Quels motifs poussent un cinéaste à choisir tel ou tel médium pour raconter son histoire? Dans certains cas, ce sont des considérations esthétiques, comme le Mad God de Phil Tippett qui a choisi la stop motion pour offrir un univers cauchemardesque qui fourmille de détails tangibles. Dans le cas d’Abruptio, délire filmique avec des marionnettes inquiétantes réalisé par Evan Marlowe, la raison va du côté du propos.
Après s'être réveillé avec une bombe cousue à l'intérieur de sa nuque, Les Hackel (James Marsters, Buffy contre les vampires) se voit dans l'obligation d'obéir à des ordres qui le poussent à commettre des crimes et des actes de plus en plus violents...
On l’aura compris, le personnage d’Abruptio se retrouve littéralement à être le pantin au service d’un marionnettiste, et ce n’est qu’un seul des différents niveaux de la mise en abyme que cherche à créer Marlowe.

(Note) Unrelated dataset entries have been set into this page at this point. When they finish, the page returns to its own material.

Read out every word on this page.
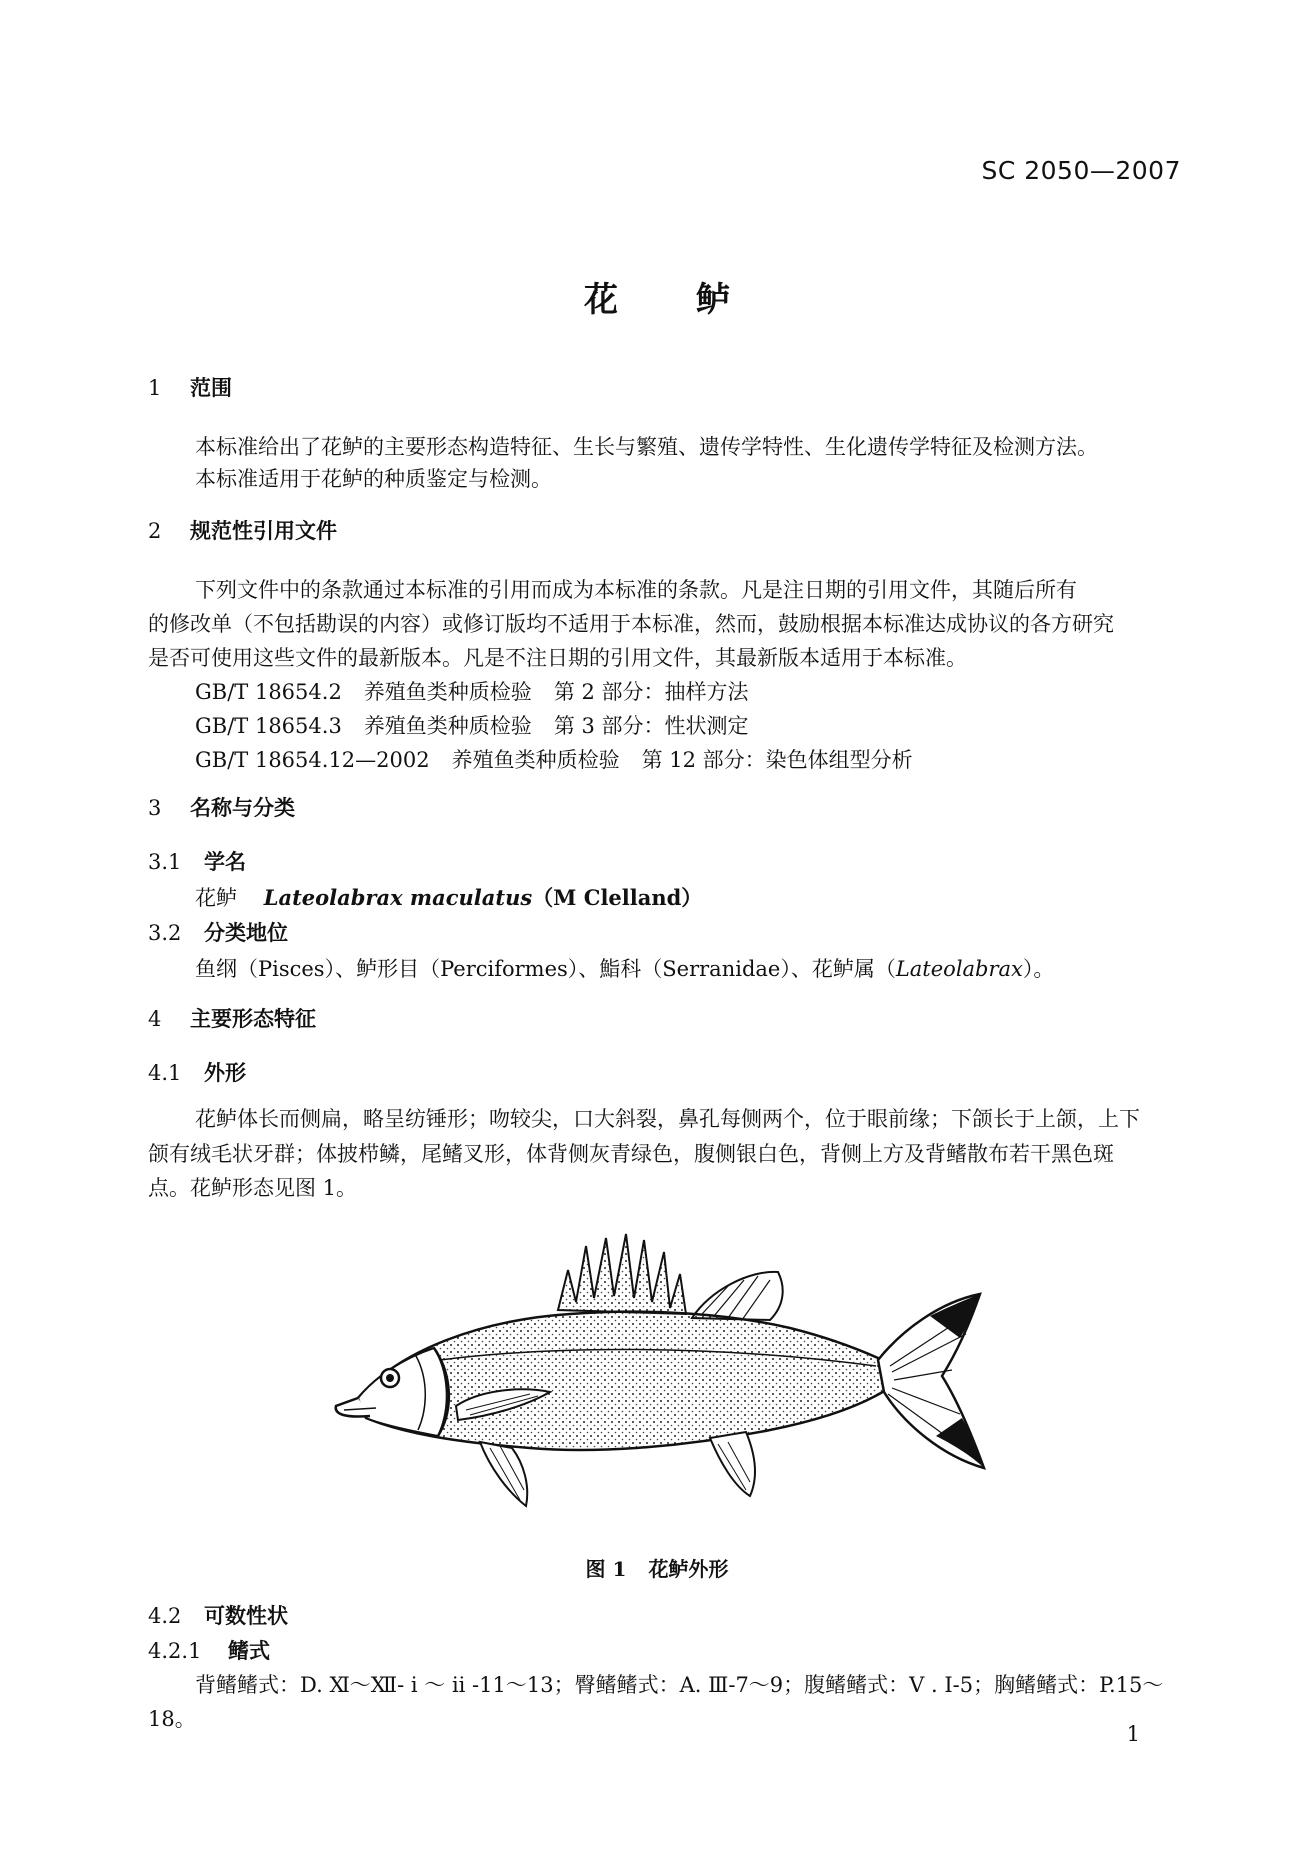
SC 2050—2007
花 鲈
1 范围
本标准给出了花鲈的主要形态构造特征、生长与繁殖、遗传学特性、生化遗传学特征及检测方法。
本标准适用于花鲈的种质鉴定与检测。
2 规范性引用文件
下列文件中的条款通过本标准的引用而成为本标准的条款。凡是注日期的引用文件，其随后所有
的修改单（不包括勘误的内容）或修订版均不适用于本标准，然而，鼓励根据本标准达成协议的各方研究
是否可使用这些文件的最新版本。凡是不注日期的引用文件，其最新版本适用于本标准。
GB/T 18654.2 养殖鱼类种质检验 第 2 部分：抽样方法
GB/T 18654.3 养殖鱼类种质检验 第 3 部分：性状测定
GB/T 18654.12—2002 养殖鱼类种质检验 第 12 部分：染色体组型分析
3 名称与分类
3.1 学名
花鲈 Lateolabrax maculatus（M Clelland）
3.2 分类地位
鱼纲（Pisces）、鲈形目（Perciformes）、鮨科（Serranidae）、花鲈属（Lateolabrax）。
4 主要形态特征
4.1 外形
花鲈体长而侧扁，略呈纺锤形；吻较尖，口大斜裂，鼻孔每侧两个，位于眼前缘；下颌长于上颌，上下
颌有绒毛状牙群；体披栉鳞，尾鳍叉形，体背侧灰青绿色，腹侧银白色，背侧上方及背鳍散布若干黑色斑
点。花鲈形态见图 1。
图 1 花鲈外形
4.2 可数性状
4.2.1 鳍式
背鳍鳍式：D. Ⅺ～Ⅻ- i ～ ii -11～13；臀鳍鳍式：A. Ⅲ-7～9；腹鳍鳍式：V . Ⅰ-5；胸鳍鳍式：P.15～
18。
1
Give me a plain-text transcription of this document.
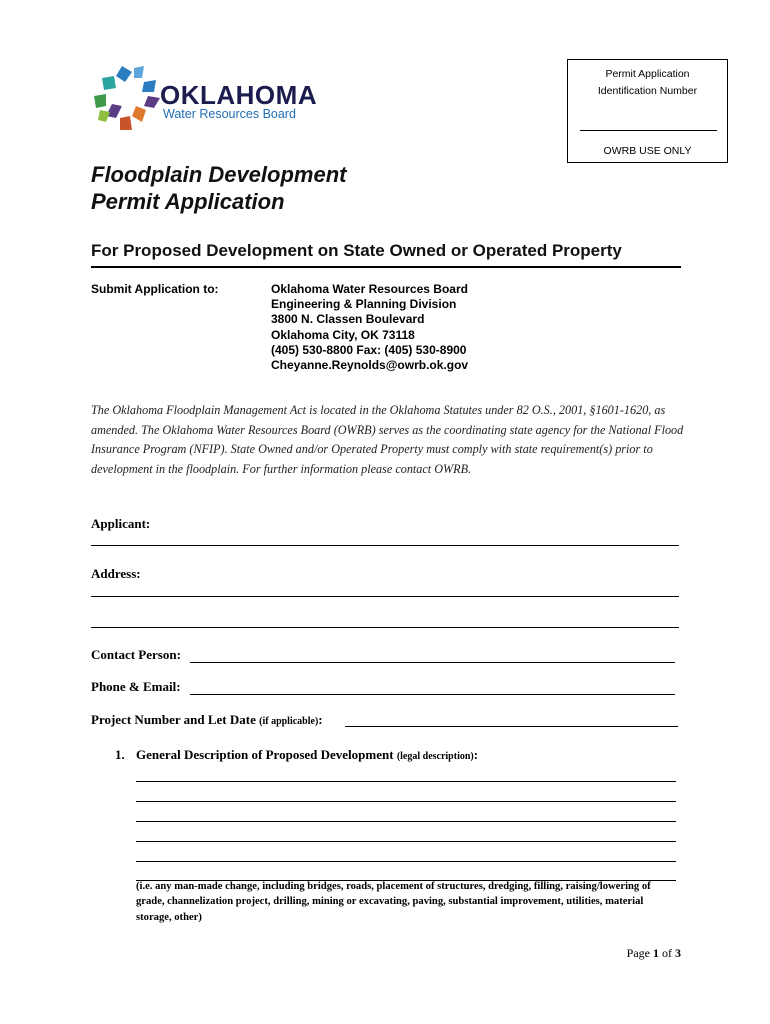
OKLAHOMA
Water Resources Board
Permit Application
Identification Number
OWRB USE ONLY
Floodplain Development
Permit Application
For Proposed Development on State Owned or Operated Property
Submit Application to:	Oklahoma Water Resources Board
Engineering & Planning Division
3800 N. Classen Boulevard
Oklahoma City, OK 73118
(405) 530-8800 Fax: (405) 530-8900
Cheyanne.Reynolds@owrb.ok.gov
The Oklahoma Floodplain Management Act is located in the Oklahoma Statutes under 82 O.S., 2001, §1601-1620, as amended. The Oklahoma Water Resources Board (OWRB) serves as the coordinating state agency for the National Flood Insurance Program (NFIP). State Owned and/or Operated Property must comply with state requirement(s) prior to development in the floodplain. For further information please contact OWRB.
Applicant:
Address:
Contact Person:
Phone & Email:
Project Number and Let Date (if applicable):
1. General Description of Proposed Development (legal description):
(i.e. any man-made change, including bridges, roads, placement of structures, dredging, filling, raising/lowering of grade, channelization project, drilling, mining or excavating, paving, substantial improvement, utilities, material storage, other)
Page 1 of 3
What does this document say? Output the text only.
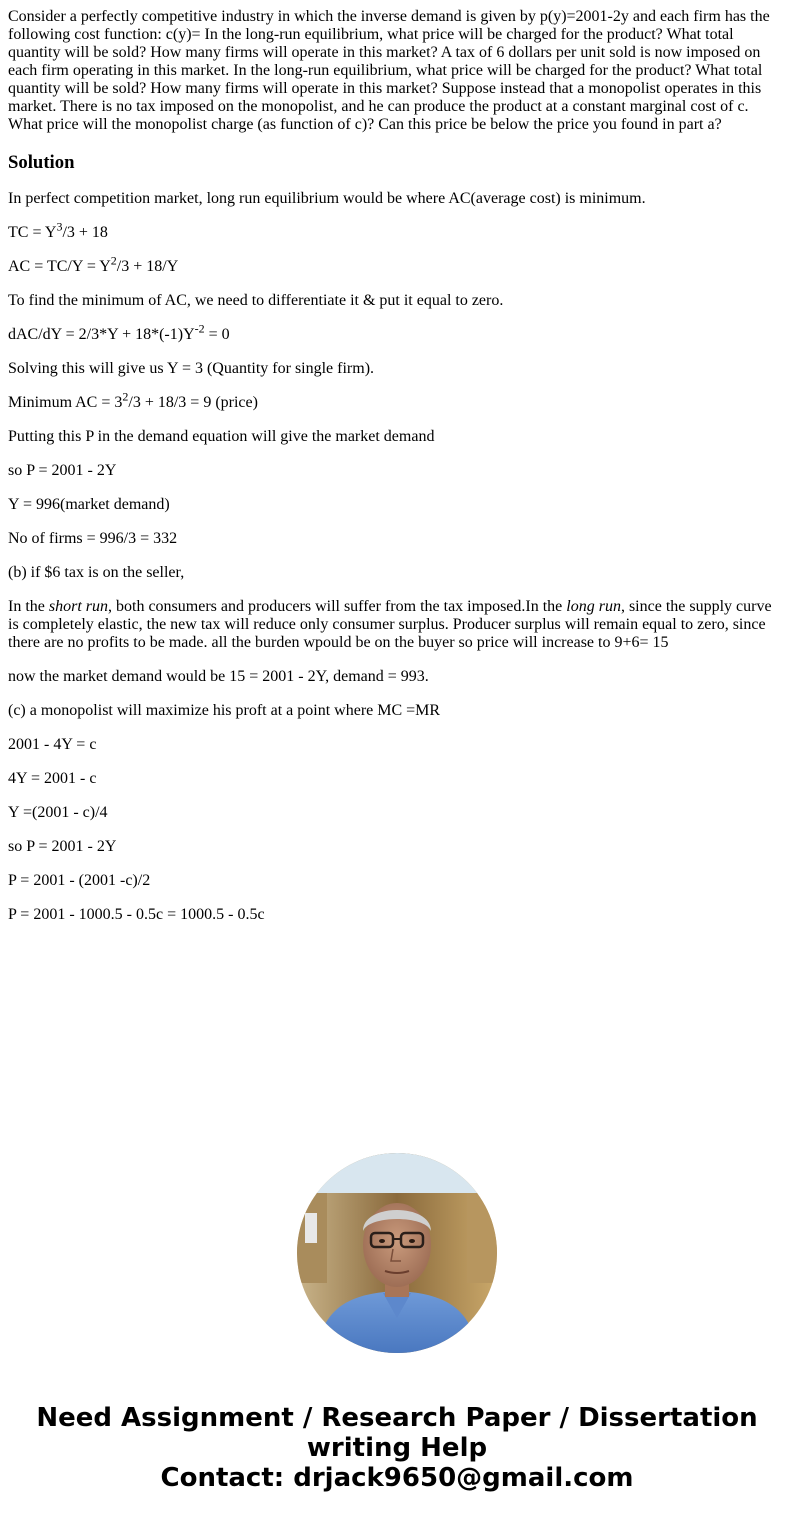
Consider a perfectly competitive industry in which the inverse demand is given by p(y)=2001-2y and each firm has the following cost function: c(y)= In the long-run equilibrium, what price will be charged for the product? What total quantity will be sold? How many firms will operate in this market? A tax of 6 dollars per unit sold is now imposed on each firm operating in this market. In the long-run equilibrium, what price will be charged for the product? What total quantity will be sold? How many firms will operate in this market? Suppose instead that a monopolist operates in this market. There is no tax imposed on the monopolist, and he can produce the product at a constant marginal cost of c. What price will the monopolist charge (as function of c)? Can this price be below the price you found in part a?

Solution

In perfect competition market, long run equilibrium would be where AC(average cost) is minimum.

TC = $Y^3/3 + 18$

AC = $TC/Y = Y^2/3 + 18/Y$

To find the minimum of AC, we need to differentiate it & put it equal to zero.

$dAC/dY = 2/3*Y + 18*(-1)Y^{-2} = 0$

Solving this will give us Y = 3 (Quantity for single firm).

Minimum AC = $3^2/3 + 18/3 = 9$ (price)

Putting this P in the demand equation will give the market demand

so P = 2001 - 2Y

Y = 996(market demand)

No of firms = 996/3 = 332

(b) if $6 tax is on the seller,

In the short run, both consumers and producers will suffer from the tax imposed.In the long run, since the supply curve is completely elastic, the new tax will reduce only consumer surplus. Producer surplus will remain equal to zero, since there are no profits to be made. all the burden wpould be on the buyer so price will increase to 9+6= 15

now the market demand would be 15 = 2001 - 2Y, demand = 993.

(c) a monopolist will maximize his proft at a point where MC =MR

2001 - 4Y = c

4Y = 2001 - c

Y =(2001 - c)/4

so P = 2001 - 2Y

P = 2001 - (2001 -c)/2

P = 2001 - 1000.5 - 0.5c = 1000.5 - 0.5c

Need Assignment / Research Paper / Dissertation
writing Help
Contact: drjack9650@gmail.com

Le scénario emprunte à Lynch sa manière de jouer avec les codes du cauchemar, et à Carpenter sa manière de jouer avec la paranoïa. Sur le plan de l’écriture, là où on pouvait s’attendre à un genre de thriller, on a plutôt droit à une suite de revirements qui renouvellent sans cesse l’intérêt du spectateur jusqu’à un plan final absolument parfait. Avec une photographie plus soignée, on aurait certainement droit ici à un film au potentiel culte.
En effet, c’est là où le bât blesse. Même si la mise en scène comporte son lot de plans métaphoriques qui pourraient être intéressants, le tout est filmé de manière tristement fade. On a, par moment, l’impression de regarder une vidéo YouTube tant la lumière, le cadre et l’étalonnage sont peu travaillés. On comprend que le peu de budget du métrage a dû passer dans les marionnettes et le cachet des gros noms qui font des apparitions vocales (Sid Haig, Robert Englund et Jordan Peele, entre autres), mais le phénomène en vient à un point qui nuit au potentiel attractif du film. Dommage, car le design des marionnettes a quelque chose de dérangeant qui fonctionne vraiment bien.
Bref, Abruptio n’est pas à mettre entre toutes les mains. Outre les points déjà soulevés plus tôt, on peut également remarquer une certaine misogynie dans le traitement des personnages féminins. Cela dit, ces considérations tendront à disparaître à la fin du métrage. En effet, la twist du film vient excuser ces points faibles. Il faut également passer par-dessus une esthétique assez ratée, mais ça en vaut clairement la peine pour peu qu’on sait dans quoi on s’embarque.
Abruptio était présenté en première mondiale au Festival du film de Santa Monica en janvier dernier, et amorce sa tournée des festivals.